In this post we will review the steps to run a GPU based docker container on AWS EC2.
A. Launch EC2 Instance
The first step is to launch a new EC2 instance, however, there some issues to notice.
First we should select a suitable AMI that includes the drivers to enable the GPU usage. The best match I found is to select Ubuntu with AMI: Deep Learning Base OSS Nvidia GPU AMI.
I wanted the cheapest instance type that includes GPU, and selected the g4dn.xlarge
One more thing is to configure a larger storage than the default 75G, since most LLM models and python libraries require a lot of disk space.
We will need a way to connect to the instance, so we probably need to configure security group that allows our IPs to connect to the EC2 instance using SSH, and allocate a public IPv4 to the instance.

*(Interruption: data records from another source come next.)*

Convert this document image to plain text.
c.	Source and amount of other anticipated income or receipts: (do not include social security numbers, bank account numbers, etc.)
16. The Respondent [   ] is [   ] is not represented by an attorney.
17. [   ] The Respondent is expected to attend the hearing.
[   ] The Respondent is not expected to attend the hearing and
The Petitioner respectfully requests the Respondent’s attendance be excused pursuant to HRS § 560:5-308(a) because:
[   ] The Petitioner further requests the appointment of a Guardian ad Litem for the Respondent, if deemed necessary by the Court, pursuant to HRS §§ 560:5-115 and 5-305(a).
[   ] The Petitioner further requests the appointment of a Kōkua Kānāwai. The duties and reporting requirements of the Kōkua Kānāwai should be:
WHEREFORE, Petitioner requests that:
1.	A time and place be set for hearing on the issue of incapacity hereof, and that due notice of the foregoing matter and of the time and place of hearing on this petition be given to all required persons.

B. Run The Docker Container
Once the EC2 instance is up, connect to instance using SSH, and install docker support for GPU.distribution=$(. /etc/os-release;echo $ID$VERSION_ID)
curl -s -L https://nvidia.github.io/nvidia-docker/gpgkey | sudo apt-key add -
curl -s -L https://nvidia.github.io/nvidia-docker/$distribution/nvidia-docker.list | sudo tee /etc/apt/sources.list.d/nvidia-docker.list
sudo apt-get update && sudo apt-get install -y nvidia-container-toolkit
sudo systemctl restart docker
Now we can build our docker image, and run it with a flag enabling it to use the GPU.
We would probably want to expose the relevant ports as well.
docker run --rm --name models -it -p 0.0.0.0:9090:9090 --gpus all my-image:latestThat's all, our GPU base container is up and serving requests.